Scientists Report First Semiaquatic Dinosaur, Spinosaurus
Massive Predator Was More Than 9 Feet Longer Than Largest Tyrannosaurus rex
I’m sorry, but this is part of my problem with National Geographic these days. The headline blares, “MOVE OVER, T. REX! THE QUEST FOR THE BIGGEST, BADDEST PREDATOR ON EARTH.”
So, what’s wrong with this headline? I don’t have exact dimensions due to not having read the paper yet (Cursed paywalls!), but all that has been claimed so far (at least to my knowledge) is that Spinosaurus was “longer” (50 feet) and “bigger” than Tyrannosaurus rex was (by paleontologists Paul Sereno and Nizar Ibrahim, respectively).

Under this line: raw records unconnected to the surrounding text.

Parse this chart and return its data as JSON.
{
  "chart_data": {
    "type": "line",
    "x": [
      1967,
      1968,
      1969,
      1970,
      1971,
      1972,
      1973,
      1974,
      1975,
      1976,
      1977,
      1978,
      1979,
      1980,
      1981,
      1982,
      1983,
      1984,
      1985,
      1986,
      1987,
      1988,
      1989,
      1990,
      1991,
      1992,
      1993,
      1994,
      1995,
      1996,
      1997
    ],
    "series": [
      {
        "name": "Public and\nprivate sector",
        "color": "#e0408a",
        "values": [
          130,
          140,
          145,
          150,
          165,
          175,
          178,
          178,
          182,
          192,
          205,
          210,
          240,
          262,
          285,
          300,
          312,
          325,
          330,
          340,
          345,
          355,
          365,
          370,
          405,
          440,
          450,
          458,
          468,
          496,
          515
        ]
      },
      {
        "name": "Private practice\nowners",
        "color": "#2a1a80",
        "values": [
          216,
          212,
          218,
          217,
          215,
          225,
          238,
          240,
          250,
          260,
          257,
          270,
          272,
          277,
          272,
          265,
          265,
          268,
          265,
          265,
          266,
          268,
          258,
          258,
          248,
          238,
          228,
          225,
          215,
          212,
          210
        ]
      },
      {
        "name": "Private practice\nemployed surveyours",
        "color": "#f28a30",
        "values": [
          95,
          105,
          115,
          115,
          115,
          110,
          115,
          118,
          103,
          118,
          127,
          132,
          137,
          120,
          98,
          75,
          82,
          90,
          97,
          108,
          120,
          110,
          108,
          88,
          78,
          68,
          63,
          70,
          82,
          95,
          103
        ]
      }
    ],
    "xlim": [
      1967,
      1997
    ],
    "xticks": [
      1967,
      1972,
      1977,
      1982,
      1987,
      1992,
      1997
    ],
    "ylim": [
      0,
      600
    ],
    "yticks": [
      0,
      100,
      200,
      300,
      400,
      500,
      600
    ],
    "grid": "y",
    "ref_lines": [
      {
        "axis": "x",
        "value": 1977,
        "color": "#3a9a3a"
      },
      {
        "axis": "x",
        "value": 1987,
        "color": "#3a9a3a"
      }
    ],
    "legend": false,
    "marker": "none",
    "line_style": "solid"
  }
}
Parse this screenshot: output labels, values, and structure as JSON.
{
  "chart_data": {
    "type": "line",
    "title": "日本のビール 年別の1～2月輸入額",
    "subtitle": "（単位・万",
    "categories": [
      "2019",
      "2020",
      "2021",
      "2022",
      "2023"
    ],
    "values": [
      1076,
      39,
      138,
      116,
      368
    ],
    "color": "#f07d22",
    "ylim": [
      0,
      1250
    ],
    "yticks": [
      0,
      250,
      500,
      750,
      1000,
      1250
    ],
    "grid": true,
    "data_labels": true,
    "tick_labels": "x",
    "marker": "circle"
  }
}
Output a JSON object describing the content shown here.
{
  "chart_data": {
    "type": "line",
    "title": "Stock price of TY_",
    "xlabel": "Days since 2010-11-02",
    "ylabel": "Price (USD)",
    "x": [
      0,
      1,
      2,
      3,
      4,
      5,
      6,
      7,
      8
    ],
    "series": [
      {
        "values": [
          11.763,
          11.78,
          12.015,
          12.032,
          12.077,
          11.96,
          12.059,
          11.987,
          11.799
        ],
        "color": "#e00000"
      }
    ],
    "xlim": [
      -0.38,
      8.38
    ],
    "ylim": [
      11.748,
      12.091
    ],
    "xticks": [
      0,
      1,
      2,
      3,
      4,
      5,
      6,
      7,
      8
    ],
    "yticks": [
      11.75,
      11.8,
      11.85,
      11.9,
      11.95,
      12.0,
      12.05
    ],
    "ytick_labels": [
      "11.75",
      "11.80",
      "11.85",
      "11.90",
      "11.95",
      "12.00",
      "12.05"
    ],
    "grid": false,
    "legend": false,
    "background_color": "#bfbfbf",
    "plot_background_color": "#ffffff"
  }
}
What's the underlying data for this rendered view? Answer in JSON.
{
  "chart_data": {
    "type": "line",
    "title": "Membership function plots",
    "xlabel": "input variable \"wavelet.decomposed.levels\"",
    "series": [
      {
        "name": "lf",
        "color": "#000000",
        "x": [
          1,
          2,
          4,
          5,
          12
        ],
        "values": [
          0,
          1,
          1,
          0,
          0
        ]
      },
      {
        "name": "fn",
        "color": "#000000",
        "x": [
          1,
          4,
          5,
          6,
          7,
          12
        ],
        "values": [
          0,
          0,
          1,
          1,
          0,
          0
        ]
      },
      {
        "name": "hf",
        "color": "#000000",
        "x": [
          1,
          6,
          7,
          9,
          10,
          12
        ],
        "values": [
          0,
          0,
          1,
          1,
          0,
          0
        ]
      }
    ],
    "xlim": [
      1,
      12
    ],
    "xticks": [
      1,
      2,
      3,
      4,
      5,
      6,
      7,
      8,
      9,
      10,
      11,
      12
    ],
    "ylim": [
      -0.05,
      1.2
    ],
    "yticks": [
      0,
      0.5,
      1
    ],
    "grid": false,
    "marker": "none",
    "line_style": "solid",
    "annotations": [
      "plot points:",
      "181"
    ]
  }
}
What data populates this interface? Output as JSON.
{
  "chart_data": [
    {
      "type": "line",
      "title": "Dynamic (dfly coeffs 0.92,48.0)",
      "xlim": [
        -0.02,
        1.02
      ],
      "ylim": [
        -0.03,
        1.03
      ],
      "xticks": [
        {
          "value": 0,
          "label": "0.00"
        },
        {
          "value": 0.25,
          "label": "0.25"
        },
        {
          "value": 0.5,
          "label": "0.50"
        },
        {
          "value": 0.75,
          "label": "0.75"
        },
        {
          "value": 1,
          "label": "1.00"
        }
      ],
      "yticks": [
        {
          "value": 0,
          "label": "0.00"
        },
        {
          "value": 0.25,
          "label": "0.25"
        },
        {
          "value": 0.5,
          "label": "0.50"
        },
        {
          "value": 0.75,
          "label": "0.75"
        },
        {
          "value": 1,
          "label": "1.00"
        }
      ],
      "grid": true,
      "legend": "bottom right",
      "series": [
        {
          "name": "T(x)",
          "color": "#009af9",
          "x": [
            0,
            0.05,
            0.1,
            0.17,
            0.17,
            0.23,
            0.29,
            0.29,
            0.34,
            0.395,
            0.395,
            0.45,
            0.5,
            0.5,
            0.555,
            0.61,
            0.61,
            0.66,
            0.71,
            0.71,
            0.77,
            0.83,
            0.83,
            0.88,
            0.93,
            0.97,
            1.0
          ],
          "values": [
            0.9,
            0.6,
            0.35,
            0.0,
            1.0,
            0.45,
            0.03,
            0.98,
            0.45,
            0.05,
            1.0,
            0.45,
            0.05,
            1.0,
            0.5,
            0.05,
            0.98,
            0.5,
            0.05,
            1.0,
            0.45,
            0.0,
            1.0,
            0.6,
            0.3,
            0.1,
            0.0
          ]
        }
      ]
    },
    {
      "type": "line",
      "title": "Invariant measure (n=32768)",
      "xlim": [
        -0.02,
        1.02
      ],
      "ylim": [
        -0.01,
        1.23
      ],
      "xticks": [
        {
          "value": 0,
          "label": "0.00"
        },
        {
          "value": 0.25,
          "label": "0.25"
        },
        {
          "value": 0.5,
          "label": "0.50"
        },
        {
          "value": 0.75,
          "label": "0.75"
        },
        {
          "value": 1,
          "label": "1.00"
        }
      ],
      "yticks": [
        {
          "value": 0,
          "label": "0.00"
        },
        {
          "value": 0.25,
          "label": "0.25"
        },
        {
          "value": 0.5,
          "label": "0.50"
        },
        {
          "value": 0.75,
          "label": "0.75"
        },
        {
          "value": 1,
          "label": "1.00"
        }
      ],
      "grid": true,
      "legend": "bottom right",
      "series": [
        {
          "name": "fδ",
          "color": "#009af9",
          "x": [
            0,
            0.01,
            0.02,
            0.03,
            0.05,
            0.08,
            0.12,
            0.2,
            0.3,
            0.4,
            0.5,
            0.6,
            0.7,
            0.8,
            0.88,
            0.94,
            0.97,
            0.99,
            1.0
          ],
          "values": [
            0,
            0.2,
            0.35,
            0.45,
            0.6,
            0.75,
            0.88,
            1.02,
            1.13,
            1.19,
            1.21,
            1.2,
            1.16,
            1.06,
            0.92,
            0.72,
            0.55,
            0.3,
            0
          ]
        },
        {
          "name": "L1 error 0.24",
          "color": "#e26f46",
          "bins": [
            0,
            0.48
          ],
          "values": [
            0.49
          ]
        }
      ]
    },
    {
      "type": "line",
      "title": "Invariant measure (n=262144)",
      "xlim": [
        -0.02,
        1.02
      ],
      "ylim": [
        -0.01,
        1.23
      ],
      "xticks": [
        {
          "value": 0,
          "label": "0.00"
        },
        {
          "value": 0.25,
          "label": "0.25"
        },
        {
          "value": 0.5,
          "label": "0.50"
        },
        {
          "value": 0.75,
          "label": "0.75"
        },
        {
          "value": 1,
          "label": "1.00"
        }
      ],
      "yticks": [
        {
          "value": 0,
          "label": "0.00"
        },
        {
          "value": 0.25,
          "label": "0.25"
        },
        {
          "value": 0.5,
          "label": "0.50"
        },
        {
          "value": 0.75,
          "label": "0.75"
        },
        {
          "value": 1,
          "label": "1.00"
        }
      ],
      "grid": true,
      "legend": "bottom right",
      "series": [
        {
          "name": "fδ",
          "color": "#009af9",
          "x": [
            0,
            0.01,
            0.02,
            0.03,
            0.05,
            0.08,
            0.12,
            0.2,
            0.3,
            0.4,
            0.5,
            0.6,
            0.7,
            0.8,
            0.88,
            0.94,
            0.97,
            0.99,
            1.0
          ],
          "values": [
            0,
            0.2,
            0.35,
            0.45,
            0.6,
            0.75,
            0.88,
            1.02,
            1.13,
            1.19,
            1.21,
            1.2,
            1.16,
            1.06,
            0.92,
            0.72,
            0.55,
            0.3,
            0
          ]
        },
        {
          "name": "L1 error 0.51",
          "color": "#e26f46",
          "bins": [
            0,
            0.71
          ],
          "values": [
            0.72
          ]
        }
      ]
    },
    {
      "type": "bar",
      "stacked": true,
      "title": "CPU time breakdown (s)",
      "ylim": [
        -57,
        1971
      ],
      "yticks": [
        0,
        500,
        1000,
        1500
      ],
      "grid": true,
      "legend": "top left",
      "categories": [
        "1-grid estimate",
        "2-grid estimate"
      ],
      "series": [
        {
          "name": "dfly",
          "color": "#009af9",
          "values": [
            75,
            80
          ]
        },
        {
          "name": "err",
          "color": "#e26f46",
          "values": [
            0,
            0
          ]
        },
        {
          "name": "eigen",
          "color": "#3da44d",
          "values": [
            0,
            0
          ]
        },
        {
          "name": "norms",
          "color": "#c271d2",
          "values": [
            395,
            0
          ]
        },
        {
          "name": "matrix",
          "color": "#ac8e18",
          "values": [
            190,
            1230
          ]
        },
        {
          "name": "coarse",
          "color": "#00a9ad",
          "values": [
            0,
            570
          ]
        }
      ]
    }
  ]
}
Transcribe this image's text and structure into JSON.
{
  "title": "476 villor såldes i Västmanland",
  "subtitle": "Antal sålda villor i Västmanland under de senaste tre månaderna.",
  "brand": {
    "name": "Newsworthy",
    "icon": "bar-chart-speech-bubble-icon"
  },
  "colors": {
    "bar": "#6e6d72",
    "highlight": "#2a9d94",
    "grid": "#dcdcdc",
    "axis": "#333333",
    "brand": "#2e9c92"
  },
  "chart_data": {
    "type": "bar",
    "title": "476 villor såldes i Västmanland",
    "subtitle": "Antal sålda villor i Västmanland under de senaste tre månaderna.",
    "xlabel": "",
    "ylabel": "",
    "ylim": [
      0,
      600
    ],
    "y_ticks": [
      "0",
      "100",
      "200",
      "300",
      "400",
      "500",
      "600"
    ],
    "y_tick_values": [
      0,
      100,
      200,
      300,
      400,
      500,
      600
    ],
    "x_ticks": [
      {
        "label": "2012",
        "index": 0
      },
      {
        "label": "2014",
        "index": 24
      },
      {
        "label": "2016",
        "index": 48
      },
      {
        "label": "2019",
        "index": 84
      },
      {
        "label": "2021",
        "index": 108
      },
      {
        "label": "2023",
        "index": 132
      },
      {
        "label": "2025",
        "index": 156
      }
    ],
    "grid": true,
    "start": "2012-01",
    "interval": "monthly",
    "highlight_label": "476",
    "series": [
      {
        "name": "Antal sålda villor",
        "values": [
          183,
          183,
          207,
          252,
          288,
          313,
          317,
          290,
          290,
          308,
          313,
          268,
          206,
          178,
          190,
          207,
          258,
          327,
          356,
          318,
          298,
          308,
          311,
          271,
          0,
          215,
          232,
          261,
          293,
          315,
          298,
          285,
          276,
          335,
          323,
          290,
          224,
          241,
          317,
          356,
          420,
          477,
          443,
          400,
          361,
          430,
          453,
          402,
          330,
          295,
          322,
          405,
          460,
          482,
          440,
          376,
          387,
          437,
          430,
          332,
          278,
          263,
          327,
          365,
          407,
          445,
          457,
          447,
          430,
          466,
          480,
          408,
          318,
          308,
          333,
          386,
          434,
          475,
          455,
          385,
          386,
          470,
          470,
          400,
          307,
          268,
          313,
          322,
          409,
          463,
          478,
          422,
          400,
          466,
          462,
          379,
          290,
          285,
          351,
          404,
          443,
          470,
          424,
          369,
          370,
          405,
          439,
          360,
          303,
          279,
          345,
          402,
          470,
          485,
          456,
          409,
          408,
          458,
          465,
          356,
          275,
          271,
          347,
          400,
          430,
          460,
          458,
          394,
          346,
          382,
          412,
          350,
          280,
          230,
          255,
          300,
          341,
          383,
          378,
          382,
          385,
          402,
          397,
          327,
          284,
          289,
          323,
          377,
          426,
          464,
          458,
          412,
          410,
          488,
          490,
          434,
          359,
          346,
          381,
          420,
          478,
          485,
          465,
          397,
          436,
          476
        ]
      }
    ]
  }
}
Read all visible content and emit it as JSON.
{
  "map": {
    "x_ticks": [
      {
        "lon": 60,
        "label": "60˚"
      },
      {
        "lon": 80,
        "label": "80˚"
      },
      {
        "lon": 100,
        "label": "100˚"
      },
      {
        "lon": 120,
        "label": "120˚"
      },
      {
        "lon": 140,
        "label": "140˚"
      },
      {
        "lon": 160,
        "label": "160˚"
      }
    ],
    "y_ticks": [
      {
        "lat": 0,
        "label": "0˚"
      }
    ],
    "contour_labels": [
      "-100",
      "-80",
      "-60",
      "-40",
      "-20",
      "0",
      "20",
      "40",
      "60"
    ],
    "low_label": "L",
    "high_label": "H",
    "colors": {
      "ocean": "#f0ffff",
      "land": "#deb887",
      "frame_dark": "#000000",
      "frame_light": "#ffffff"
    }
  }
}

So, NatGeo’s claim about it being the “biggest” is not without some backing. But the “baddest”? And here comes one of my biggest pet peeves when it comes to paleontology: there is so much desire to know the baddest, the meanest, the most vicious dinosaur. Is this a popularity contest? I never watched the show Jurassic Fight Club, largely because it seemed to be exactly this kind of thing (even the title speaks volumes): who could beat who in a fight? To me, this is all nothing more than uneducated hype, no different than claiming a certain UFC fighter is tougher than all other UFC fighters. It’s a pointless debate even when we can get data (as in with living animals), and it’s almost impossible to judge when we’re dealing with fossils of animals long since extinct. There would be so many variables, many behavioral, such as would a bear really choose to fight a rhino, an animal quite likely doesn’t care or may not even have a concept of who the toughest kid on the block, and so on. Giving NatGeo the benefit of the doubt here (if we truly could estimate which dinosaur was “baddest”), why is the fish eater tougher than the Tyrannosaurus rex, an animal that had a jaw built specifically for crushing the bones of other animals? I would actually argue that this kind of sensationalism can actually be harmful to true science (for the above reasons as well as others, we could go on, but I think you get my point). Such claims feel like they are fueled by that ridiculous scene in Jurassic Park III and sound like they should be shouted by an announcer as the two dinosaurs, separated as they were by time and geography, climbed into a WWE ring to settle the debate (we need some folding chairs up in here, people!).
I will certainly be reading this article when it comes out. Let’s hope it’s contents are better than it’s cover. Unfortunately my hopes are not high: National Geographic, once a paragon publication, has really gone downhill, and the sad thing is, it’s nothing new.
This is exactly the type of hate I was talking about that I wouldn’t hesitate to shut down. Except, this time, it’s not directed towards Spinosaurus, but Tyrannosaurus and the like.
How dare you discriminate against a dinosaur for being different? How dare you discriminate a ‘normal’ dinosaur? How dare you label a dinosaur as normal, bad, or awesome? You don’t. This is pure JFC-headery.
I don’t want to see any more of labelling dinosaurs as this and that based on their appearance or way of life, Tyrannosaurus is every bit as f*cking awesome as Spinosaurus. Spinosaurus and Tyrannosaurus are completely different things, you can’t just go throwing them around and making arsehat comparisons, this is just fueling the public perception of ‘some dinosaurs are better than others’.
No, no dinosaur is better than any other, no dinosaur is worse than any other*, every dinosaur is worthy of appreciation in our society because each and every find contributes to palaeontology. The stuff inside is more or less about Ottersaur, which contradicts the cover, but my point is that science magazines like Nat Geo are moving towards sensationalizing dinosaurs like nothing else - this dinosaur is bigger, better, badder, all it comes down to JFC. So yes, I am very disappointed.
Oh yeah, if you want, I can give you a rundown of the paper, sciencetoastudent.
*Except when it comes to bad science.
CAN I JUST ASK WHY MAJOR PUBLICATIONS ARE REFERRING TO SPINOSAURUS AS “NEW?” AS IF WE DIDN’T ALREADY KNOW ABOUT SPINOSAURUS?